3 - Nos restantes casos de extinção da instância por impossibilidade ou inutilidade superveniente da lide, a responsabilidade pelas custas fica a cargo do autor ou requerente, salvo se tal impossibilidade ou inutilidade for imputável ao réu ou requerido, caso em que é este o responsável pela totalidade das custas.
4 - Considera-se, designadamente, que é imputável ao réu ou requerido a inutilidade superveniente da lide quando esta decorra da satisfação voluntária, por parte deste, da pretensão do autor ou requerente, fora dos casos previstos no n.º 2 do artigo anterior e salvo se, em caso de acordo, as partes acordem a repartição das custas.”
Esta disposição legal contempla três grupos de situações distintas:
(i) Casos em que a impossibilidade ou inutilidade superveniente da lide não é imputável a nenhuma das partes (a pretensão ou oposição eram fundadas e deixaram de o ser por circunstâncias supervenientes e não imputáveis a nenhuma das partes) e em que a consequência é a repartição das custas em partes iguais;
(ii) Casos em que a impossibilidade ou inutilidade superveniente da lide é imputável ao requerido ou réu, caso em que será essa parte a suportar a totalidade das custas;
(iii) Restantes casos de extinção da instância por impossibilidade ou inutilidade superveniente da lide, em que a responsabilidade pelas custas fica a cargo do autor ou requerente.

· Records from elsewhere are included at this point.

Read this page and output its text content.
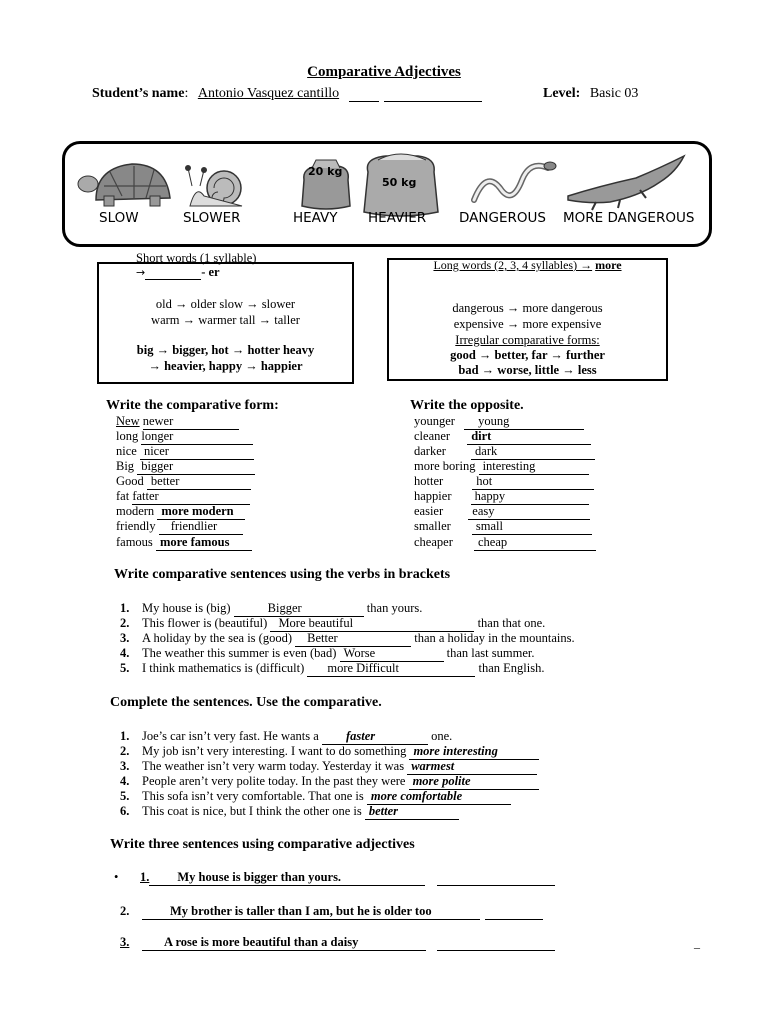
Comparative Adjectives
Student’s name: Antonio Vasquez cantillo	Level: Basic 03
20 kg
50 kg
SLOW	SLOWER	HEAVY HEAVIER DANGEROUS MORE DANGEROUS
Short words (1 syllable)
→	- er
old → older slow → slower
warm → warmer tall → taller
big → bigger, hot → hotter heavy
→ heavier, happy → happier
Long words (2, 3, 4 syllables) → more
dangerous → more dangerous
expensive → more expensive
Irregular comparative forms:
good → better, far → further
bad → worse, little → less
Write the comparative form:
New newer
long longer
nice nicer
Big bigger
Good better
fat fatter
modern more modern
friendly friendlier
famous more famous
Write the opposite.
younger young
cleaner dirt
darker dark
more boring interesting
hotter	hot
happier happy
easier easy
smaller small
cheaper cheap
Write comparative sentences using the verbs in brackets
1. My house is (big)	Bigger	than yours.
2. This flower is (beautiful) More beautiful	than that one.
3. A holiday by the sea is (good) Better	than a holiday in the mountains.
4. The weather this summer is even (bad) Worse	than last summer.
5. I think mathematics is (difficult) more Difficult	than English.
Complete the sentences. Use the comparative.
1. Joe’s car isn’t very fast. He wants a faster	one.
2. My job isn’t very interesting. I want to do something more interesting
3. The weather isn’t very warm today. Yesterday it was warmest
4. People aren’t very polite today. In the past they were more polite
5. This sofa isn’t very comfortable. That one is more comfortable
6. This coat is nice, but I think the other one is better
Write three sentences using comparative adjectives
• 1. My house is bigger than yours.
2.	My brother is taller than I am, but he is older too
3.	A rose is more beautiful than a daisy	_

Parece-nos que estamos perante um caso que se insere na primeira categoria de situações, ou seja, em que a inutilidade superveniente da lide não é imputável a nenhuma das partes. O n.º 2 da disposição legal transcrita ajuda a perceber em que casos é que deve considerar-se que a alteração das circunstâncias não é imputável a nenhuma das partes:
a) [quando] A pretensão do autor ou requerido ou oposição do réu ou requerente se houverem fundado em disposição legal entretanto alterada ou revogada;
b) Quando ocorra uma reversão de jurisprudência constante em que se haja fundado a pretensão do autor ou requerente ou oposição do réu ou requerido;
c) Quando ocorra, no decurso do processo, prescrição ou amnistia;
d) Quando, em processo de execução, o património que serviria de garantia aos credores se tiver dissipado por facto não imputável ao executado;
e) Quando se trate de ação tendente à satisfação de obrigações pecuniárias e venha a ocorrer a declaração de insolvência do réu ou executado, desde que, à data da propositura da ação, não fosse previsível para o autor a referida insolvência.
Embora a situação do caso concreto não se inscreva diretamente em nenhuma das alíneas, parece-nos que será de a considerar, para este efeito, como situação análoga à revogação prevista na alínea a). Embora a declaração de inconstitucionalidade com força obrigatória geral não seja uma revogação, antes implicando, com muito superior amplitude, a nulidade ipso jure da mesma norma, produzindo efeitos ex tunc, e retroagindo os efeitos de invalidação da norma declarada inconstitucional com força obrigatória geral ao momento da respetiva entrada em vigor (cf. o artigo 282.º, n.º 1, da Constituição), os efeitos práticos de o ato tributário e de o ato de indeferimento da reclamação graciosa deixarem de existir, devendo o imposto ser devolvido ao sujeito passivo, são os mesmos que resultariam de uma revogação, a qual, simplesmente, deixa de ter que ocorrer em função daquela declaração de inconstitucionalidade. Se assim entendermos, então concluiremos que essa “circunstância equivalente à revogação e que determina a inutilidade superveniente da lide” não é imputável nem ao Requerente, nem à Requerida. É claro que poderíamos sempre considerar que o Requerente pediu a declaração de inutilidade superveniente, mas não nos parece que suscitar a questão seja o mesmo que dar-lhe azo, sendo que nos parece que “ser imputável a” significa que essa entidade deu azo à situação e não apenas que a suscitou. Isto é, o mero facto de o Requerente ter pedido a declaração de inutilidade superveniente da lide não deve, aqui, ser interpretado como ser imputável ao Requerente essa mesma inutilidade. Esta decorre da declaração do Tribunal Constitucional e não do pedido do Requerente.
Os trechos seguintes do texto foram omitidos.